Al acercarse el auto se abrieron portones de hierro negro y en cuanto pasó volvieron a cerrarse; el vehículo cruzó bajo un arco negro y se detuvo en un patio.

—Al pasar el arco, el "mecánico" aflojó. En el patio lo dejó libre del todo, abrió la puerta de su lado y dijo sin énfasis:

—Vamos, afuera.

Nadie podía pensar ahora que estaba borracho. El chófer también salió; ahora la cerradura de su puerta funcionaba bien otra vez.

—¡Fuera! ¡Manos a la espalda! — ordenó. ¿Quién hubiera reconocido al reciente bromista en esa frígida orden?

Innokenty salió por la puerta de la derecha del auto-trampa, se enderezó y obedeció, sin saber por qué: puso las manos a la espalda.

Lo habían tratado mal, pero ser arrestado no resultaba tan terrible como se lo imaginara mientras esperaba que sucediera. Incluso sentía cierto alivio. Ya no quedaba nada que temer, nada que pelear, nada que fingir. Sí, un alivio soñoliento y agradable como el que invade el cuerpo de un soldado herido.

Echó un vistazo al patiecito, mal iluminado por una o dos lámparas y alguna ventana con luz. Era el fondo de un pozo, rodeado de paredes.

—¡No darse vuelta!-gritó el chófer—. ¡Marche!

Siguieron en fila, Innokenty al medio; pasaron frente a hombres impasibles de uniforme, luego un arco bajo, unos escalones a otro patio pequeño, oscuro y techado, y doblaron a la izquierda. El chófer abrió una puerta bastante elegante, como la del salón de espera de un doctor eminente. Al otro lado había un vestíbulo chico y limpio, inundado de luz eléctrica. El piso muy pulido y parejo, atravesado por un camino de alfombra en toda su longitud.

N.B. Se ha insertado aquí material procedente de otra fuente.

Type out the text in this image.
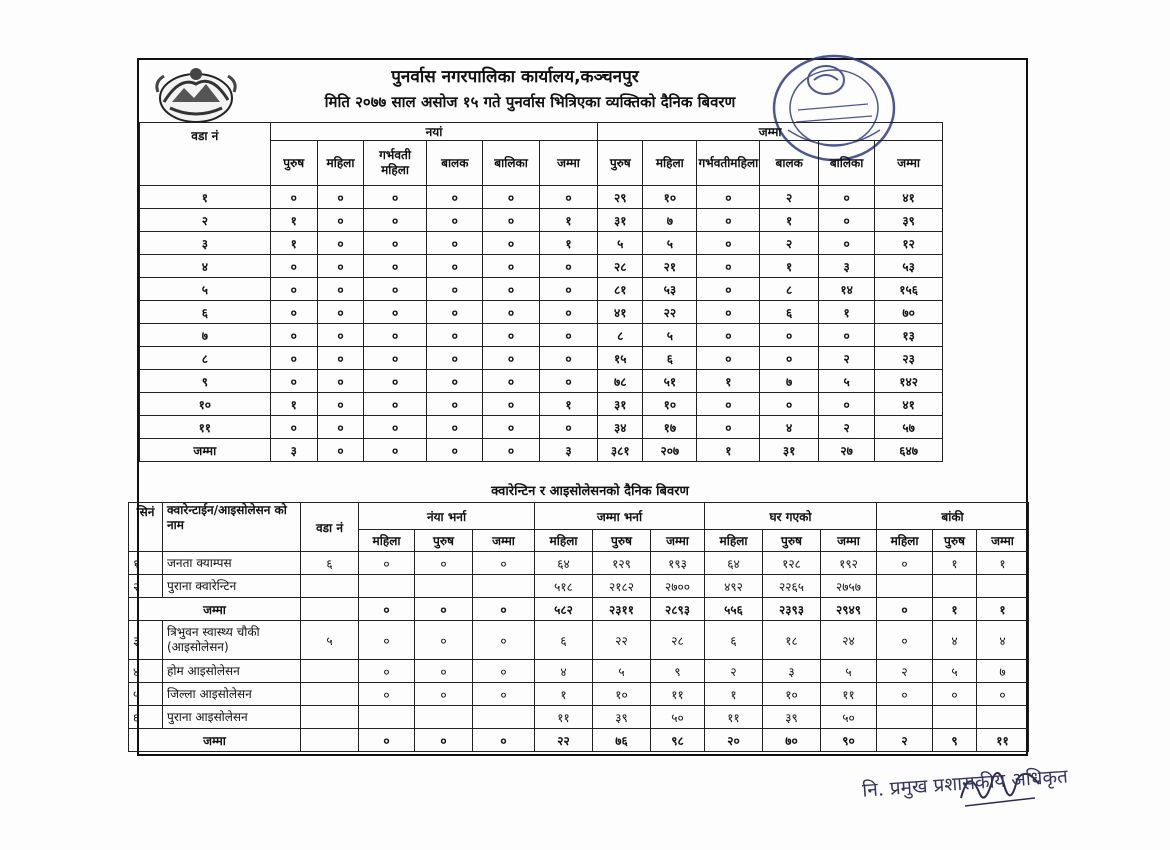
पुनर्वास नगरपालिका कार्यालय,कञ्चनपुर
मिति २०७७ साल असोज १५ गते पुनर्वास भित्रिएका व्यक्तिको दैनिक बिवरण
वडा नं	नयां						जम्मा					
	पुरुष	महिला	गर्भवती महिला	बालक	बालिका	जम्मा	पुरुष	महिला	गर्भवतीमहिला	बालक	बालिका	जम्मा
१	०	०	०	०	०	०	२९	१०	०	२	०	४१
२	१	०	०	०	०	१	३१	७	०	१	०	३९
३	१	०	०	०	०	१	५	५	०	२	०	१२
४	०	०	०	०	०	०	२८	२१	०	१	३	५३
५	०	०	०	०	०	०	८१	५३	०	८	१४	१५६
६	०	०	०	०	०	०	४१	२२	०	६	१	७०
७	०	०	०	०	०	०	८	५	०	०	०	१३
८	०	०	०	०	०	०	१५	६	०	०	२	२३
९	०	०	०	०	०	०	७८	५१	१	७	५	१४२
१०	१	०	०	०	०	१	३१	१०	०	०	०	४१
११	०	०	०	०	०	०	३४	१७	०	४	२	५७
जम्मा	३	०	०	०	०	३	३८१	२०७	१	३१	२७	६४७
क्वारेन्टिन र आइसोलेसनको दैनिक बिवरण
सिनं	क्वारेन्टाईन/आइसोलेसन को नाम	वडा नं	नंया भर्ना			जम्मा भर्ना			घर गएको			बांकी		
			महिला	पुरुष	जम्मा	महिला	पुरुष	जम्मा	महिला	पुरुष	जम्मा	महिला	पुरुष	जम्मा
१	जनता क्याम्पस	६	०	०	०	६४	१२९	१९३	६४	१२८	१९२	०	१	१
२	पुराना क्वारेन्टिन					५१८	२१८२	२७००	४९२	२२६५	२७५७			
जम्मा			०	०	०	५८२	२३११	२८९३	५५६	२३९३	२९४९	०	१	१
३	त्रिभुवन स्वास्थ्य चौकी (आइसोलेसन)	५	०	०	०	६	२२	२८	६	१८	२४	०	४	४
४	होम आइसोलेसन		०	०	०	४	५	९	२	३	५	२	५	७
५	जिल्ला आइसोलेसन		०	०	०	१	१०	११	१	१०	११	०	०	०
६	पुराना आइसोलेसन					११	३९	५०	११	३९	५०			
जम्मा			०	०	०	२२	७६	९८	२०	७०	९०	२	९	११
नि. प्रमुख प्रशासकीय अधिकृत
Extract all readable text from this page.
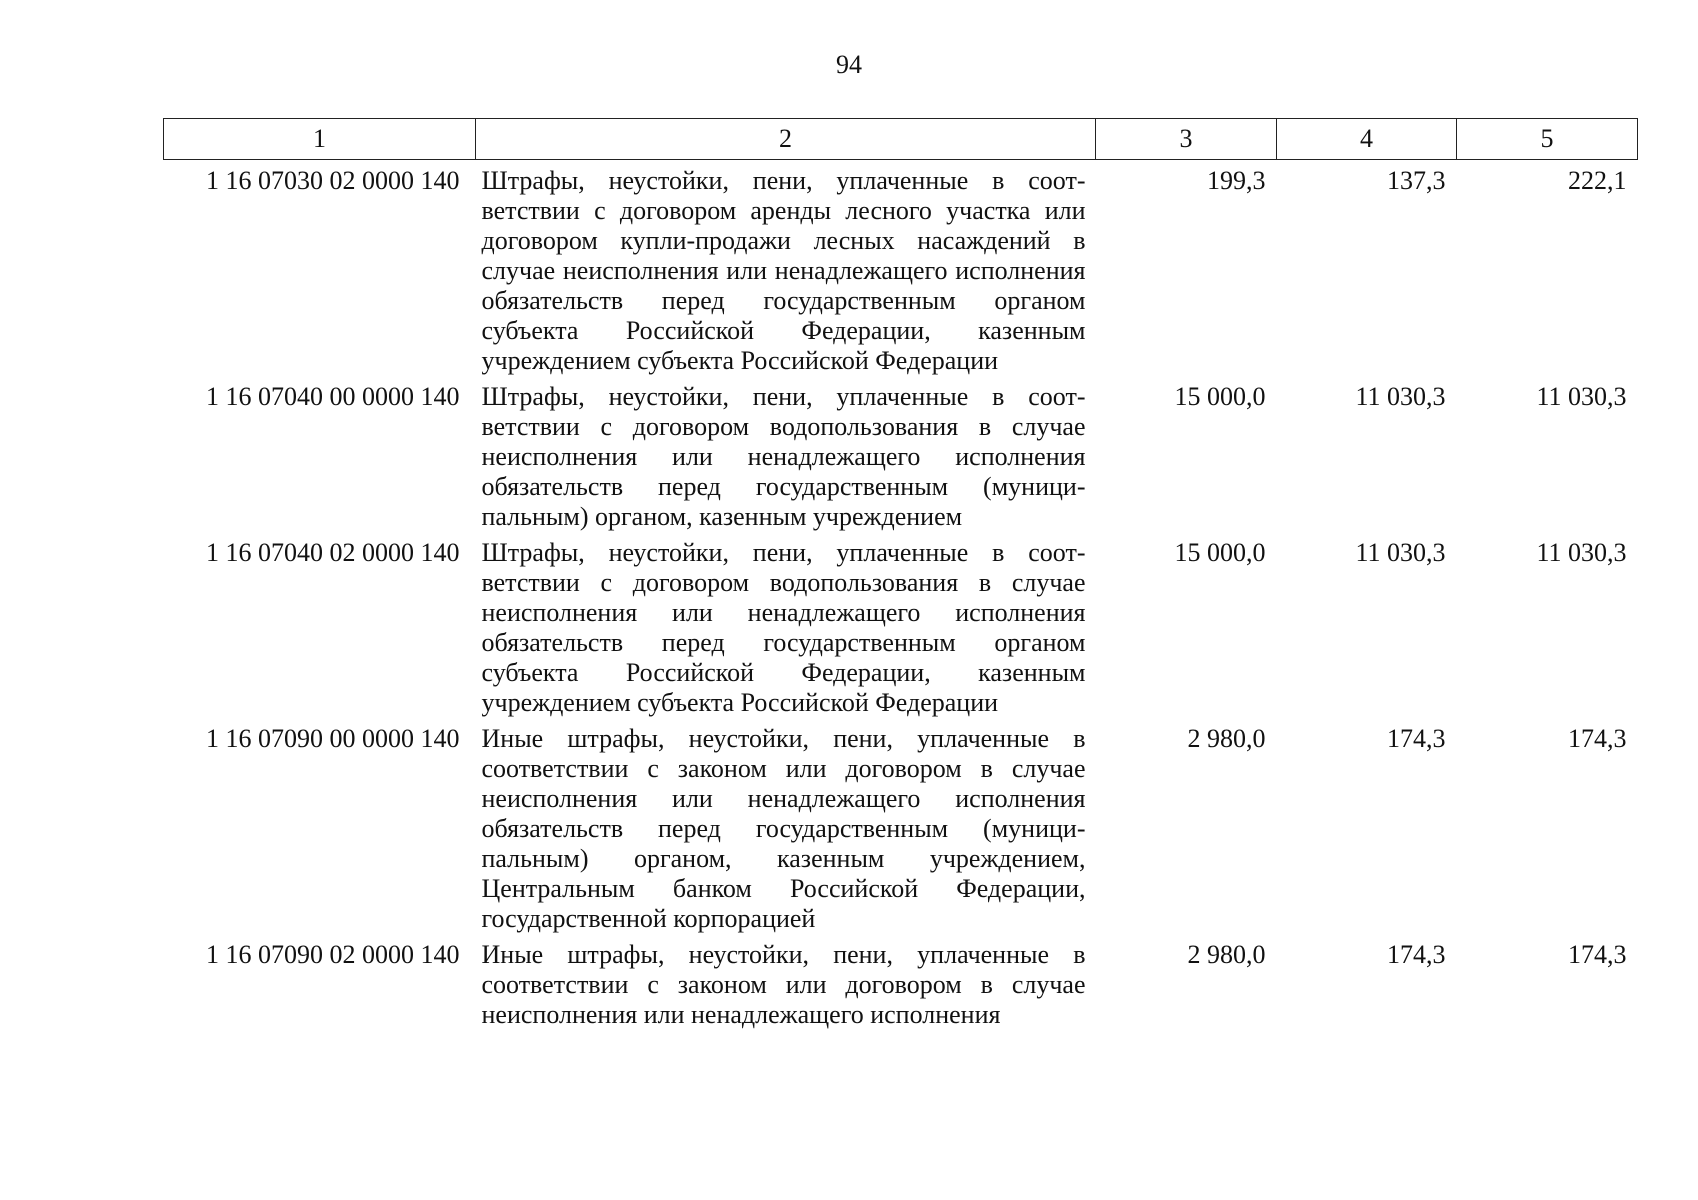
94
1	2	3	4	5
1 16 07030 02 0000 140	Штрафы, неустойки, пени, уплаченные в соответствии с договором аренды лесного участка или договором купли-продажи лесных насаждений в случае неисполнения или ненадлежащего исполнения обязательств перед государственным органом субъекта Российской Федерации, казенным учреждением субъекта Российской Федерации	199,3	137,3	222,1
1 16 07040 00 0000 140	Штрафы, неустойки, пени, уплаченные в соответствии с договором водопользования в случае неисполнения или ненадлежащего исполнения обязательств перед государственным (муниципальным) органом, казенным учреждением	15 000,0	11 030,3	11 030,3
1 16 07040 02 0000 140	Штрафы, неустойки, пени, уплаченные в соответствии с договором водопользования в случае неисполнения или ненадлежащего исполнения обязательств перед государственным органом субъекта Российской Федерации, казенным учреждением субъекта Российской Федерации	15 000,0	11 030,3	11 030,3
1 16 07090 00 0000 140	Иные штрафы, неустойки, пени, уплаченные в соответствии с законом или договором в случае неисполнения или ненадлежащего исполнения обязательств перед государственным (муниципальным) органом, казенным учреждением, Центральным банком Российской Федерации, государственной корпорацией	2 980,0	174,3	174,3
1 16 07090 02 0000 140	Иные штрафы, неустойки, пени, уплаченные в соответствии с законом или договором в случае неисполнения или ненадлежащего исполнения	2 980,0	174,3	174,3
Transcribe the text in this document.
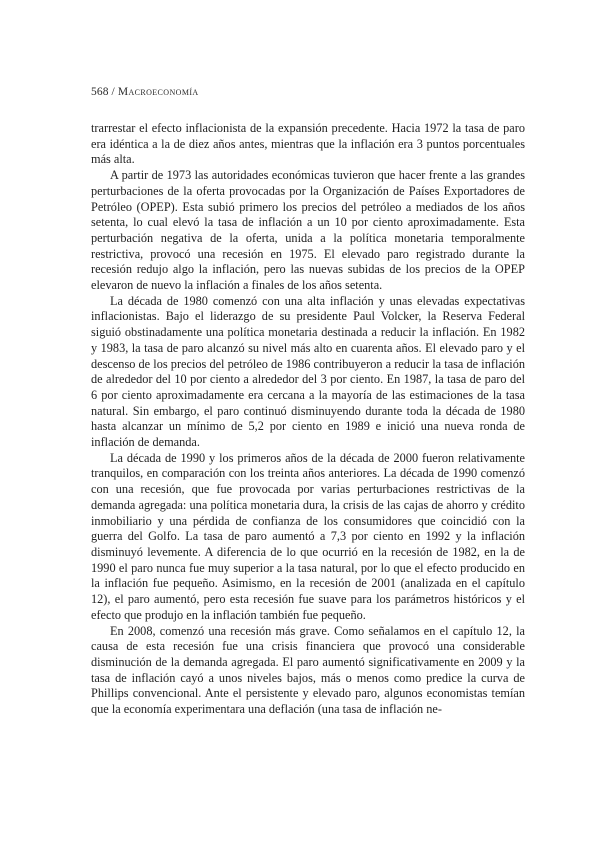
568 / Macroeconomía

trarrestar el efecto inflacionista de la expansión precedente. Hacia 1972 la tasa de paro era idéntica a la de diez años antes, mientras que la inflación era 3 puntos porcentuales más alta.

A partir de 1973 las autoridades económicas tuvieron que hacer frente a las grandes perturbaciones de la oferta provocadas por la Organización de Países Exportadores de Petróleo (OPEP). Esta subió primero los precios del petróleo a mediados de los años setenta, lo cual elevó la tasa de inflación a un 10 por ciento aproximadamente. Esta perturbación negativa de la oferta, unida a la política monetaria temporalmente restrictiva, provocó una recesión en 1975. El elevado paro registrado durante la recesión redujo algo la inflación, pero las nuevas subidas de los precios de la OPEP elevaron de nuevo la inflación a finales de los años setenta.

La década de 1980 comenzó con una alta inflación y unas elevadas expectativas inflacionistas. Bajo el liderazgo de su presidente Paul Volcker, la Reserva Federal siguió obstinadamente una política monetaria destinada a reducir la inflación. En 1982 y 1983, la tasa de paro alcanzó su nivel más alto en cuarenta años. El elevado paro y el descenso de los precios del petróleo de 1986 contribuyeron a reducir la tasa de inflación de alrededor del 10 por ciento a alrededor del 3 por ciento. En 1987, la tasa de paro del 6 por ciento aproximadamente era cercana a la mayoría de las estimaciones de la tasa natural. Sin embargo, el paro continuó disminuyendo durante toda la década de 1980 hasta alcanzar un mínimo de 5,2 por ciento en 1989 e inició una nueva ronda de inflación de demanda.

La década de 1990 y los primeros años de la década de 2000 fueron relativamente tranquilos, en comparación con los treinta años anteriores. La década de 1990 comenzó con una recesión, que fue provocada por varias perturbaciones restrictivas de la demanda agregada: una política monetaria dura, la crisis de las cajas de ahorro y crédito inmobiliario y una pérdida de confianza de los consumidores que coincidió con la guerra del Golfo. La tasa de paro aumentó a 7,3 por ciento en 1992 y la inflación disminuyó levemente. A diferencia de lo que ocurrió en la recesión de 1982, en la de 1990 el paro nunca fue muy superior a la tasa natural, por lo que el efecto producido en la inflación fue pequeño. Asimismo, en la recesión de 2001 (analizada en el capítulo 12), el paro aumentó, pero esta recesión fue suave para los parámetros históricos y el efecto que produjo en la inflación también fue pequeño.

En 2008, comenzó una recesión más grave. Como señalamos en el capítulo 12, la causa de esta recesión fue una crisis financiera que provocó una considerable disminución de la demanda agregada. El paro aumentó significativamente en 2009 y la tasa de inflación cayó a unos niveles bajos, más o menos como predice la curva de Phillips convencional. Ante el persistente y elevado paro, algunos economistas temían que la economía experimentara una deflación (una tasa de inflación ne-
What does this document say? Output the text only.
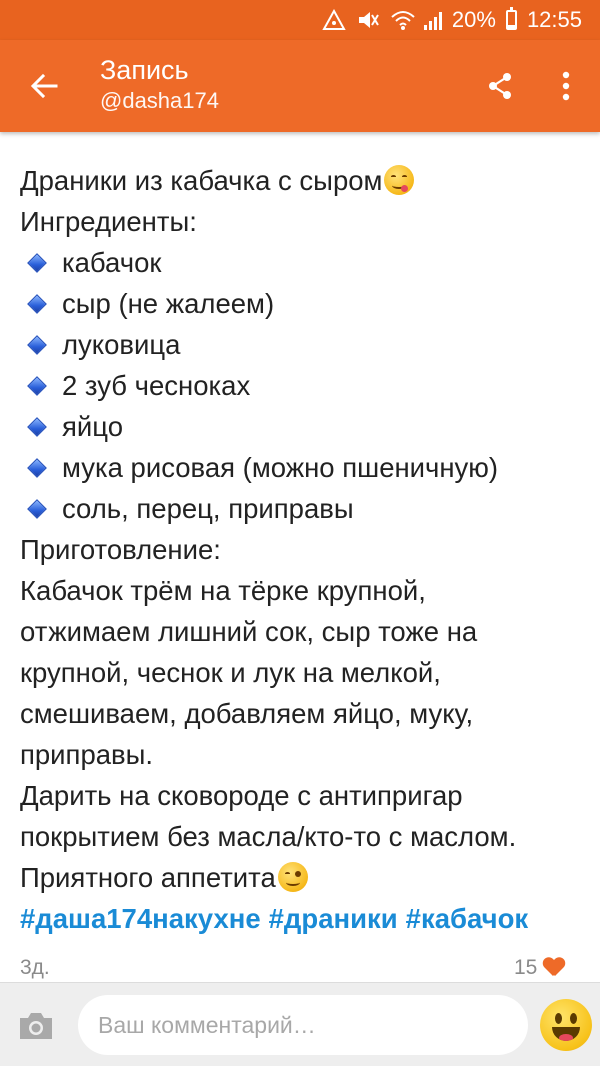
20% 12:55
Запись
@dasha174
Драники из кабачка с сыром
Ингредиенты:
кабачок
сыр (не жалеем)
луковица
2 зуб чесноках
яйцо
мука рисовая (можно пшеничную)
соль, перец, приправы
Приготовление:
Кабачок трём на тёрке крупной,
отжимаем лишний сок, сыр тоже на
крупной, чеснок и лук на мелкой,
смешиваем, добавляем яйцо, муку,
приправы.
Дарить на сковороде с антипригар
покрытием без масла/кто-то с маслом.
Приятного аппетита
#даша174накухне #драники #кабачок
3д.	15
Ваш комментарий…
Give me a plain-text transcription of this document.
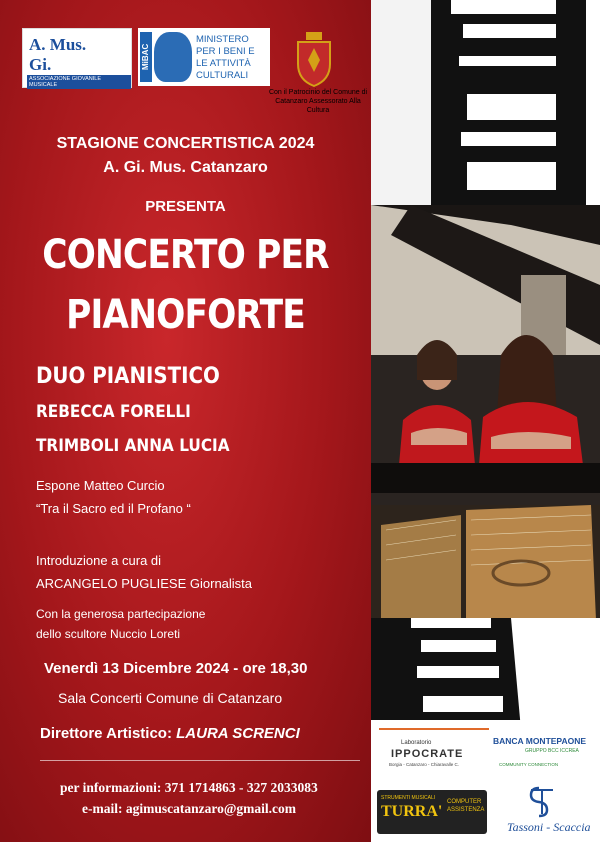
A. Mus.
Gi.
ASSOCIAZIONE GIOVANILE MUSICALE
MiBAC
MINISTERO PER I BENI E LE ATTIVITÀ CULTURALI
Con il Patrocinio del Comune di Catanzaro Assessorato Alla Cultura
STAGIONE CONCERTISTICA 2024
A. Gi. Mus. Catanzaro
PRESENTA
CONCERTO PER
PIANOFORTE
DUO PIANISTICO
REBECCA FORELLI
TRIMBOLI ANNA LUCIA
Espone Matteo Curcio
“Tra il Sacro ed il Profano “
Introduzione a cura di
ARCANGELO PUGLIESE Giornalista
Con la generosa partecipazione
dello scultore Nuccio Loreti
Venerdì 13 Dicembre 2024 - ore 18,30
Sala Concerti Comune di Catanzaro
Direttore Artistico: LAURA SCRENCI
per informazioni: 371 1714863 - 327 2033083
e-mail: agimuscatanzaro@gmail.com
Laboratorio
IPPOCRATE
Borgia - Catanzaro - Chiaravalle C.
BANCA MONTEPAONE
GRUPPO BCC ICCREA
COMMUNITY CONNECTION
STRUMENTI MUSICALI
TURRA'
COMPUTER ASSISTENZA
Tassoni - Scaccia
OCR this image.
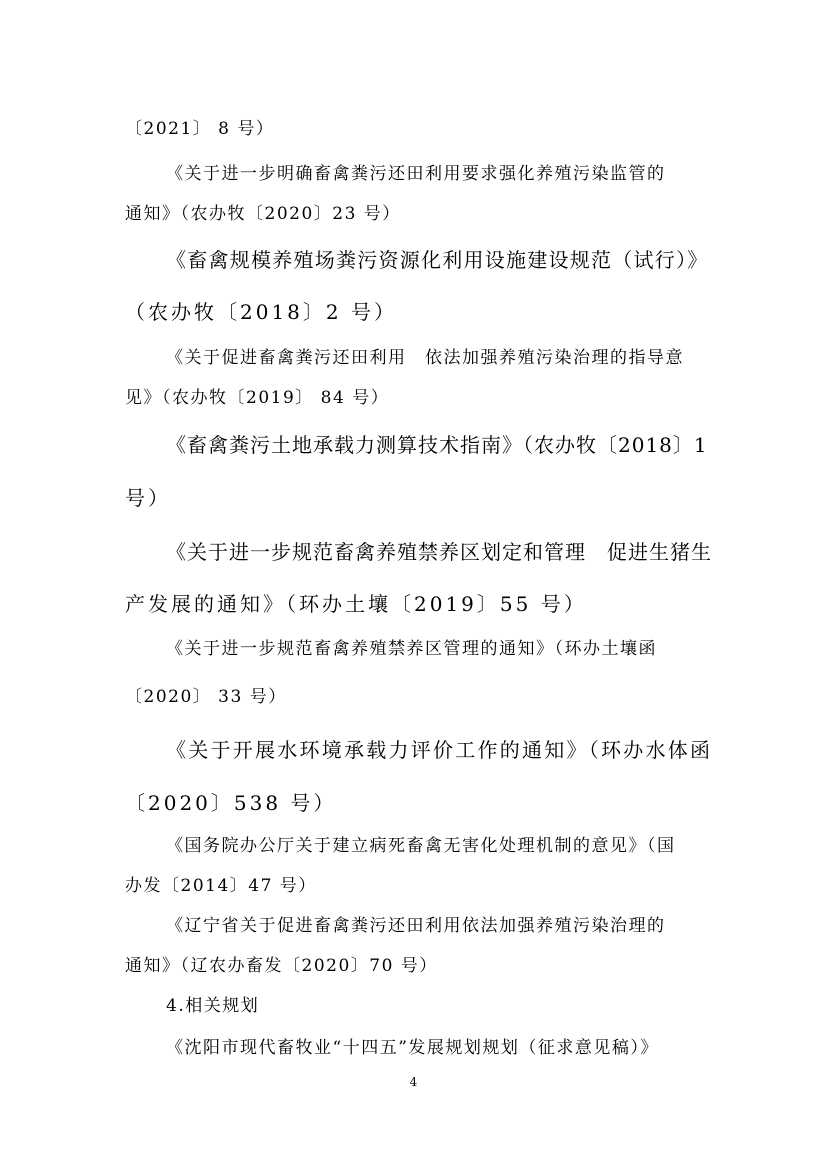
〔2021〕 8 号）
《关于进一步明确畜禽粪污还田利用要求强化养殖污染监管的
通知》（农办牧〔2020〕23 号）
《畜禽规模养殖场粪污资源化利用设施建设规范（试行）》
（农办牧〔2018〕2 号）
《关于促进畜禽粪污还田利用　依法加强养殖污染治理的指导意
见》（农办牧〔2019〕 84 号）
《畜禽粪污土地承载力测算技术指南》（农办牧〔2018〕1
号）
《关于进一步规范畜禽养殖禁养区划定和管理　促进生猪生
产发展的通知》（环办土壤〔2019〕55 号）
《关于进一步规范畜禽养殖禁养区管理的通知》（环办土壤函
〔2020〕 33 号）
《关于开展水环境承载力评价工作的通知》（环办水体函
〔2020〕538 号）
《国务院办公厅关于建立病死畜禽无害化处理机制的意见》（国
办发〔2014〕47 号）
《辽宁省关于促进畜禽粪污还田利用依法加强养殖污染治理的
通知》（辽农办畜发〔2020〕70 号）
4.相关规划
《沈阳市现代畜牧业“十四五”发展规划规划（征求意见稿）》
4
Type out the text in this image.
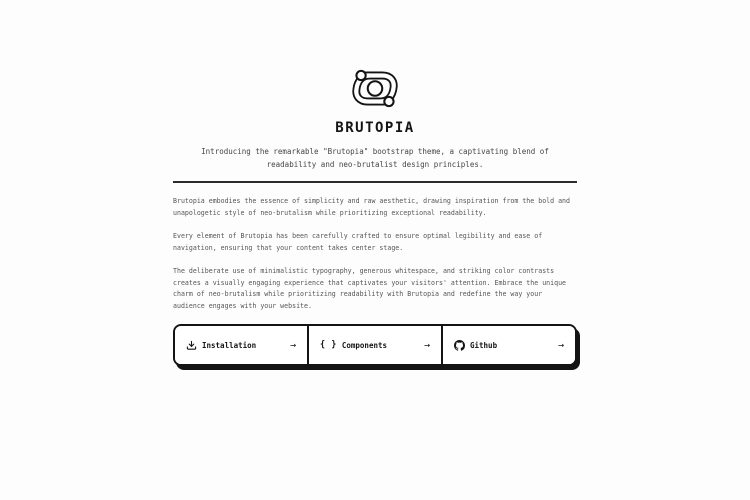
BRUTOPIA

Introducing the remarkable "Brutopia" bootstrap theme, a captivating blend of readability and neo-brutalist design principles.

Brutopia embodies the essence of simplicity and raw aesthetic, drawing inspiration from the bold and unapologetic style of neo-brutalism while prioritizing exceptional readability.

Every element of Brutopia has been carefully crafted to ensure optimal legibility and ease of navigation, ensuring that your content takes center stage.

The deliberate use of minimalistic typography, generous whitespace, and striking color contrasts creates a visually engaging experience that captivates your visitors' attention. Embrace the unique charm of neo-brutalism while prioritizing readability with Brutopia and redefine the way your audience engages with your website.

Installation	→	{ } Components	→	Github	→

El chófer chasqueó la lengua como llamando a un perro, pero no sé veía ninguno.

El vestíbulo terminaba en una puerta de vidrio, con cortinas desteñidas al otro lado. La puerta estaba reforzada con rejas diagonales, como las verjas cercanas a estaciones de ferrocarril. En la puerta no se leía el nombre de un doctor sino las palabras: RECEPCIÓN DE ARRESTADOS.